In this series, I’m breaking down the top-10 returning college wide receivers from 2017 by dominator rating (DR). If you’re unfamiliar with dominator rating, it’s a receiver’s combined market share of receiving yardage and touchdowns. While it’s only one element in receiver evaluation – and requires age and experience adjustments to tell the full story – it provides an excellent snapshot of a player’s role within his offense.
Consider this an early look at potential rookies in the 2019 class to get a jump-start on the draft season. I’ll take a look back at their prospect profiles and rankings from high school, their production at the college level, and prospects for the NFL. The 2017 countdown included Michael Gallup, Courtland Sutton, Anthony Miller, and Richie James.
Justin Hobbs – Tulsa
Hobbs is another big receiver on the countdown at 6 feet 4 inches, 207 pounds. A two-star prospect from Overland Park, Kansas, Hobbs was a two-year starter at Shawnee Mission West High School. A two-way player, Hobbs was used at tight end and wide receiver on offense while playing outside linebacker on defense. He was also used in the running game and only had 21 receptions as a senior. That production happened largely in the final five games of the year. Hobbs was moved to wide receiver after the death of his friend and teammate Andre Maloney, in whose honor Hobbs wears 29. Despite the limited production, Hobbs earned All-Sunflower League honors and All-Metro honorable mention as a senior. Tulsa offered a scholarship and after an official visit, he committed to the Golden Hurricane in January of 2014.

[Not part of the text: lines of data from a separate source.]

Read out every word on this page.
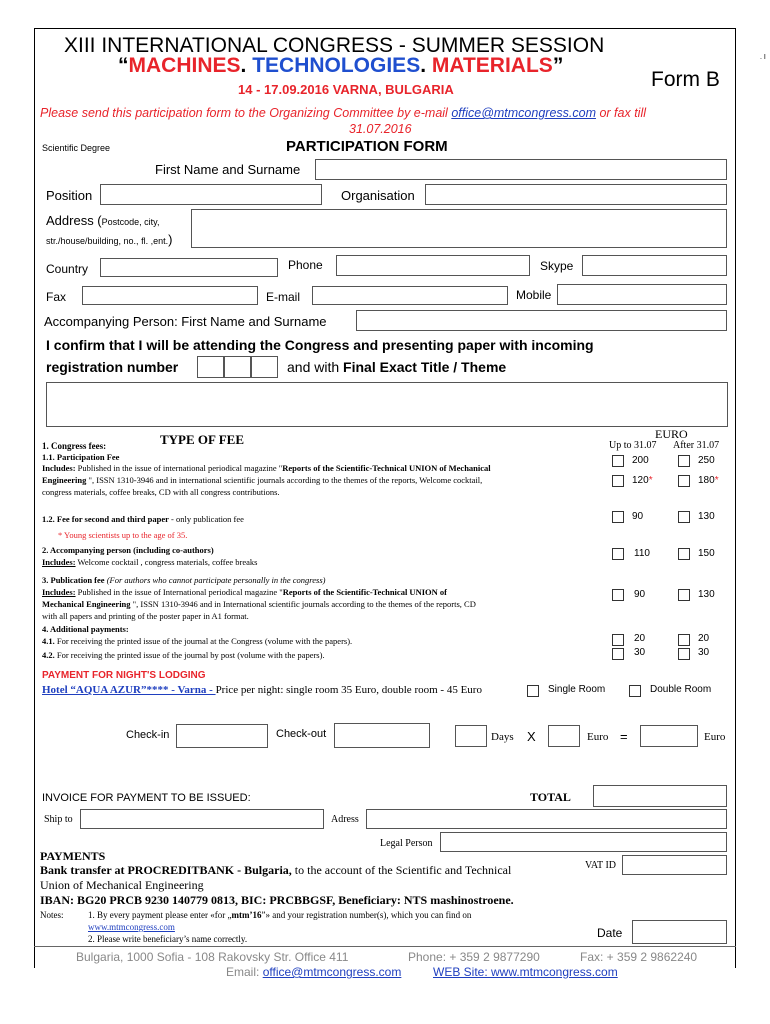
XIII INTERNATIONAL CONGRESS - SUMMER SESSION
“MACHINES. TECHNOLOGIES. MATERIALS”
14 - 17.09.2016 VARNA, BULGARIA	Form B
. I
Please send this participation form to the Organizing Committee by e-mail office@mtmcongress.com or fax till
31.07.2016
Scientific Degree	PARTICIPATION FORM
First Name and Surname
Position	Organisation
Address (Postcode, city,
str./house/building, no., fl. ,ent.)
Country	Phone	Skype
Fax	E-mail	Mobile
Accompanying Person: First Name and Surname
I confirm that I will be attending the Congress and presenting paper with incoming
registration number	and with Final Exact Title / Theme
TYPE OF FEE	EURO
Up to 31.07 After 31.07
1. Congress fees:
1.1. Participation Fee
Includes: Published in the issue of international periodical magazine "Reports of the Scientific-Technical UNION of Mechanical
Engineering ", ISSN 1310-3946 and in international scientific journals according to the themes of the reports, Welcome cocktail,
congress materials, coffee breaks, CD with all congress contributions.
200	250
120*	180*
1.2. Fee for second and third paper - only publication fee	90	130
* Young scientists up to the age of 35.
2. Accompanying person (including co-authors)
Includes: Welcome cocktail , congress materials, coffee breaks
110	150
3. Publication fee (For authors who cannot participate personally in the congress)
Includes: Published in the issue of International periodical magazine "Reports of the Scientific-Technical UNION of
Mechanical Engineering ", ISSN 1310-3946 and in International scientific journals according to the themes of the reports, CD
with all papers and printing of the poster paper in A1 format.
90	130
4. Additional payments:
4.1. For receiving the printed issue of the journal at the Congress (volume with the papers).
4.2. For receiving the printed issue of the journal by post (volume with the papers).
20	20
30	30
PAYMENT FOR NIGHT'S LODGING
Hotel “AQUA AZUR”**** - Varna - Price per night: single room 35 Euro, double room - 45 Euro	Single Room	Double Room
Check-in	Check-out	Days X	Euro =	Euro
INVOICE FOR PAYMENT TO BE ISSUED:	TOTAL
Ship to	Adress
Legal Person
VAT ID
Date
PAYMENTS
Bank transfer at PROCREDITBANK - Bulgaria, to the account of the Scientific and Technical
Union of Mechanical Engineering
IBAN: BG20 PRCB 9230 140779 0813, BIC: PRCBBGSF, Beneficiary: NTS mashinostroene.
Notes:	1. By every payment please enter «for „mtm’16”» and your registration number(s), which you can find on
www.mtmcongress.com
2. Please write beneficiary’s name correctly.
Bulgaria, 1000 Sofia - 108 Rakovsky Str. Office 411	Phone: + 359 2 9877290	Fax: + 359 2 9862240
Email: office@mtmcongress.com	WEB Site: www.mtmcongress.com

Given how Hobbs was used in high school — more as an athlete than at one true position — it’s no surprise he was redshirted in 2014. The following season, Hobbs saw his first collegiate action and played in all 13 games. He finished the year with the fourth-most receptions (32) but finished behind only Keyarris Garrett and Joshua Atkinson in receiving yards (551) for a 13 percent market share. He scored twice on his limited opportunities for an 11 percent dominator rating, but did give a glimpse of his potential with a seven-reception, 150-yard performance against SMU.
2016 was more of the same for Hobbs as the third option in the receiving game, but he was more involved. He had three 100-yard games on his way to 50 receptions, which was third on the team. He doubled his touchdown total to four (33 percent market share) and increased his yardage to 685 (20 percent market share) for a dominator rating of 0.27 at age 20.
|Year||Class||Games||Rec||Rec Yds||Rec TD||Team Passing||Team TDs||MS Yards||MS TDs||Dominator|
As a redshirt junior in 2017, Hobbs ascended to the top option at receiver, leading the Golden Hurricane in every receiving category. He also easily outpaced his teammates in the market share department, accounting for 40 percent of the receiving yards and 50 percent of the touchdowns. He was named to the Biletnikoff Award Watch List at the mid-point of the season and made the American Athletic Conference Second-Team. It’s interesting that as the overall passing volume decreased, Hobbs’ production increased. Some of that is related to becoming the primary option at receiver, like in 2017. With a dominator rating of 0.45, Hobbs officially broke out at age 21.
2018 was a different story for Hobbs, as sophomore Keylon Stokes led the team with 41 receptions and 575 yards. Hobbs was second in both categories, with 39 receptions for 480 yards (23 percent market share) and three touchdowns (23 percent market share). As a senior, his dominator rating of 0.23 is lower than all but his freshman year. That kind of regression from an older prospect is disappointing, especially one with Hobbs’ size.
Tulsa will not be playing in a bowl game so Hobbs’ college career is over. If he receives an invite to one of the All-Star games, such as the Senior Bowl, then he should remain on your radar as we head into the draft season. If he fails to garner a combine invite, the odds are stacked against him.